HQQ (Half-Quadratic Quantization) carries out quantization in real time using rapid and sturdy optimization. It eliminates the need for calibration data and is versatile enough to quantize any given model, thus achieving speed of calibration-free methods without data bias issues. It drastically reduced quantization time to almost a few minutes due to optimization techniques like half-quadratic splitting. For more details on the math and working of the method, see the official website.
Pros
Achieved surprisingly low quantization time compared to other methods (50x faster compared to GPTQ!). The elimination of calibration data requirements makes it easier.
Cons
Not many limitations are mentioned elsewhere. It may still show quality degradation like other methods.
Code Implementation
Install the transformers library and use HQQ implementation straightaway!
from transformers import AutoModelForCausalLM, HqqConfig# All linear layers will use the same quantization config
quant_config = HqqConfig(nbits=4, group_size=64, quant_zero=False, quant_scale=False, axis=1)

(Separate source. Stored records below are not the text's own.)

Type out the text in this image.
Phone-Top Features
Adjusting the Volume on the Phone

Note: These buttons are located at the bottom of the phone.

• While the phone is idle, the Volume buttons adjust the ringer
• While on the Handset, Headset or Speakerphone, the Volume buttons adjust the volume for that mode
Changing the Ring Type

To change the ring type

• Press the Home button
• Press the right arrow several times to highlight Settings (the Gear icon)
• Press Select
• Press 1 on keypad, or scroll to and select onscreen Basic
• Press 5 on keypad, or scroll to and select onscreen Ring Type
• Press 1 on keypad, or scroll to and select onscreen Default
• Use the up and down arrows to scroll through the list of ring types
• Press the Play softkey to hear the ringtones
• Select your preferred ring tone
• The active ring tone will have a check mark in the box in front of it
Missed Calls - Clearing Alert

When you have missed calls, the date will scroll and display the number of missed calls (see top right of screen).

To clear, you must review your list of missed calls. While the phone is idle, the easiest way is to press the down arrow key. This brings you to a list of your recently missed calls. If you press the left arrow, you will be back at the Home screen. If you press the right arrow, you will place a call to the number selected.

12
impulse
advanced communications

model_id = "meta-llama/Llama-2-7b-hf"
# Load and quantize
model = AutoModelForCausalLM.from_pretrained(
model_id,
torch_dtype=torch.float16,
device_map="cuda",
quantization_config=quant_config
)
AQLM (Feb 2024)
AQLM (Additive Quantization of Language Models) is a weight-only PTQ method that sets a new benchmark in the 2-bit-per-parameter range. It outperforms popular algorithms like GPTQ as well as QuIP and QuIP#.
It applies a new method called Multi-Codebook Quantization (MCQ) which divides each vector into sub-vectors and approximates them using a finite set of codewords. Codewords are already learned vectors defined in a codebook [7]. AQLM works by taking the rows of the weight matrices in a model and quantizing them.
Pros
AQLM offers rapid implementations for token generation on both GPU and CPU, allowing it to surpass the speed of optimized FP16 implementations, all while operating within a significantly reduced memory footprint.
Cons
Only a few limitations are mentioned elsewhere. It may still show quality degradation like other methods.
Code Implementation
The instructions on how to quantize models yourself and the corresponding code can be found in the official repo. To run AQLM models, load a model that has been quantized with AQLM:
from transformers import AutoTokenizer, AutoModelForCausalLMquantized_model = AutoModelForCausalLM.from_pretrained(
"ISTA-DASLab/Mixtral-8x7b-AQLM-2Bit-1x16-hf",
torch_dtype="auto",
device_map="auto"
)
tokenizer = AutoTokenizer.from_pretrained("ISTA-DASLab/Mixtral-8x7b-AQLM-2Bit-1x16-hf")
Quantization methods have opened up a world of possibilities, enabling advanced language processing capabilities even in our pockets. In this article, we discussed all about LLM quantization and explored in detail various methods to quantize LLMs. We also went through the ups and downs of each approach and learned how to use them. Furthermore, we gained insights on how to select the most suitable approach based on specific requirements and whether you are using a CPU or GPU.